Here again Hartman, although he nowhere treats Coleridge at length, is full of illuminating and perceptive asides about him. Second only to Valéry, Coleridge acts throughout the book like a kind of touchstone of the literary intellect. One of Hartman’s major contentions is that the notion of ‘practical criticism’ has had a narrowing effect on Arnold’s own admirably wide-ranging grasp of culture (though he also stands for, in Hartman’s conception, a sobriety in criticism that in its own way served the purposes of those who like Eliot and the New Critics brought about the narrowing). The very term ‘practical criticism’ has come to suggest that theory is something impractical, esoteric or apart. European efforts, at least since Goethe, to grasp theory as ‘a living and presentational mode’ have foundered in these shallow waters. Hartman calls for concern with the writings of great speculative thinkers, for ‘reading and steeping oneself in a corpus of critical, philosophical and literary texts that they incorporate and revise. Coleridge can be our example in this.’ ‘If he failed,’ Hartman concludes, ‘then we too should have his courage to fail.’

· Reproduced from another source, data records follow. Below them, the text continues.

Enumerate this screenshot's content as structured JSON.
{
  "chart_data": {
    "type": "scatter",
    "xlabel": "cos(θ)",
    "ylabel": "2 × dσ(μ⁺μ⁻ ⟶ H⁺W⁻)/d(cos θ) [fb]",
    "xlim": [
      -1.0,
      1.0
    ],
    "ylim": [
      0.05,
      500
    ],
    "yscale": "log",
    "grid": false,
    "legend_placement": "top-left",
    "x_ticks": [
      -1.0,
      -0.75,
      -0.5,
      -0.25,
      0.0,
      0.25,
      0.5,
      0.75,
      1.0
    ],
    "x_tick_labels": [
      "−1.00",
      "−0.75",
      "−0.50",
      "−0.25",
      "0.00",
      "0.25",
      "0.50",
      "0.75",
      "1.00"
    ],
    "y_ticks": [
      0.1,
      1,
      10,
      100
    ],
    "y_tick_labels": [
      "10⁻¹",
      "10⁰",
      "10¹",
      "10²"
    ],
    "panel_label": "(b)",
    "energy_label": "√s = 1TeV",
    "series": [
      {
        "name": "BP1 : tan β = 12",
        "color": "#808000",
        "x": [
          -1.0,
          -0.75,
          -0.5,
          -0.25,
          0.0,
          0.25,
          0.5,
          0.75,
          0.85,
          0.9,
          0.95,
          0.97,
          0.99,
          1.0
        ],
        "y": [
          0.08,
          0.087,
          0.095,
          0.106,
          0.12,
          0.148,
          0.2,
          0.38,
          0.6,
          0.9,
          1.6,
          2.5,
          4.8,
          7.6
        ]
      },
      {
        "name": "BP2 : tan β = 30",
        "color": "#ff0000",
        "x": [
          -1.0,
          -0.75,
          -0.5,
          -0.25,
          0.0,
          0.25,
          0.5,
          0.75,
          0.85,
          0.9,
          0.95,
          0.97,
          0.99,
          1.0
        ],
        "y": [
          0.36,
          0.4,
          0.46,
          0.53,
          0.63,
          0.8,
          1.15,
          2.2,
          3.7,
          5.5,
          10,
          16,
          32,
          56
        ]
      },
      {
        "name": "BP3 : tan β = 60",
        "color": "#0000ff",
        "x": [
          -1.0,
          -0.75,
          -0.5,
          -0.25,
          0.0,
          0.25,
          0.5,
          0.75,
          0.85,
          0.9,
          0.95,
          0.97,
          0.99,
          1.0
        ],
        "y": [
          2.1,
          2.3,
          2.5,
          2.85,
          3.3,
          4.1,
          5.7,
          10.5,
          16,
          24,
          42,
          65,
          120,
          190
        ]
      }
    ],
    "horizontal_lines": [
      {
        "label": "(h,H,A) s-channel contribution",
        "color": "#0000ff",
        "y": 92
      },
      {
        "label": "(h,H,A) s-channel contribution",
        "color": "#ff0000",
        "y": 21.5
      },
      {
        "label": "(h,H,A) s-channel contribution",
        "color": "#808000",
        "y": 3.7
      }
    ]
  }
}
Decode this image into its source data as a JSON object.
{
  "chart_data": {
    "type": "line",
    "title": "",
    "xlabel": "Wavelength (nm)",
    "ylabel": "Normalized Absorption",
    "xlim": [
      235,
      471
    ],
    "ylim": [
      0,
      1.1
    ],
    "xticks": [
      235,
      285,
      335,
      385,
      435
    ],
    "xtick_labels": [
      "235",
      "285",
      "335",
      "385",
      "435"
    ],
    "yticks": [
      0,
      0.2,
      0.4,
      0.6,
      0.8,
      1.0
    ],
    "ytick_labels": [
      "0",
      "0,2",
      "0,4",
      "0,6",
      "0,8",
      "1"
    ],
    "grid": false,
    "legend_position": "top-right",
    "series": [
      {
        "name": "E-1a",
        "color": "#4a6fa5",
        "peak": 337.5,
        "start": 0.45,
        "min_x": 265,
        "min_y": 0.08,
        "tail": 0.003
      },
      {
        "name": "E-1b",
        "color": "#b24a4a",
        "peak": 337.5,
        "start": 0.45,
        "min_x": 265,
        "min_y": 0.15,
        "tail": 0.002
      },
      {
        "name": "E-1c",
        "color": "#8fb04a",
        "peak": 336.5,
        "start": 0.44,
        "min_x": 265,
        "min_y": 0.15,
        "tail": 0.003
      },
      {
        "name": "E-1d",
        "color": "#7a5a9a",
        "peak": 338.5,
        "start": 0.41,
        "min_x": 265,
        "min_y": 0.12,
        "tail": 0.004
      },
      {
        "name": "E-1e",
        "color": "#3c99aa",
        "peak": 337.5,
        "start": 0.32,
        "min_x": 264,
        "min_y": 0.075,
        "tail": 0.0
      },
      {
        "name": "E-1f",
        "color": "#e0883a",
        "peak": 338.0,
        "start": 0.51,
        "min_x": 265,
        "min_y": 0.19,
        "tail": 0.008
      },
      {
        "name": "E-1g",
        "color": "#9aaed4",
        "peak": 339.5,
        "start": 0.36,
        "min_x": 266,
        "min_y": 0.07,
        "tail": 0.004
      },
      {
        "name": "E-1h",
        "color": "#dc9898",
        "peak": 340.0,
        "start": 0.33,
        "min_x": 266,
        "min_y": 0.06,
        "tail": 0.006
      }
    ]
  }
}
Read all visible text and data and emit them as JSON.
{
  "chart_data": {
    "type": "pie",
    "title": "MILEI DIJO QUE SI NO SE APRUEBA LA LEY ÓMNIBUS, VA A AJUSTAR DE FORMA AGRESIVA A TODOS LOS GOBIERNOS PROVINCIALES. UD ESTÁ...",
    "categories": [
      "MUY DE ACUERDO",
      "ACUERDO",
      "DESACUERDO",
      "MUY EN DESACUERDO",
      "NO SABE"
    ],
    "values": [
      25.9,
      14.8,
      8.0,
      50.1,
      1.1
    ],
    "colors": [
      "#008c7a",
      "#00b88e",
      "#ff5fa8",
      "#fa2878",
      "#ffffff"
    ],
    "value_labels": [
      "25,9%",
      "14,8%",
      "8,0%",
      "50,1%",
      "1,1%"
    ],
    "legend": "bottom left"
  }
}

George Eliot provides a nice climax to Mrs Ashton’s story of the reception of Goethe, in that she was prepared to defend vigorously the true morality of his ‘large tolerance’ to an audience by then familiar with Wilhelm Meister. But despite useful material on George Eliot’s translations from the German, Mrs Ashton evades discussion of the affinities of Eliot’s novels with Goethe’s (a matter not infrequently alluded to by contemporaries) on the grounds that her novels are ‘too dense and characteristic to convince us of particular debts’. Would this be a sufficient reason to avoid discussion of, say, Henry James’s many debts to Miss Evans? Her feeble conclusion – ‘What we can say is that Goethe was for George Eliot an artist who subscribed to many of the same philosophic and cultural beliefs as she did, whose aesthetic example was stimulating, and with whom she became thoroughly acquainted as the subject of Lewes’ biography’ – is especially disappointing as the whole book seems to have been constructed in order to culminate in showing how Goethe’s example was absorbed and transformed by a first-rate English artist. Instead, we learn that George Eliot wrote the best periodical appreciation of Wilhelm Meister: Mrs Ashton comes to rest in her thesis again. In the end, it is Lewes who benefits most from her approach, although to do him full justice his work would have to be placed in the context of German scientific ideas.

If Rosemary Ashton unconsciously demonstrates, despite her abundant and entertaining grasp of detail, that the history of the failure to receive German ideas continues into the present, Geoffrey Hartman, for all his full and easy conversance with European thought, self-consciously indicts the Anglo-American failure to receive and practise them, and calls for a form of philosophic criticism even he is unable to provide.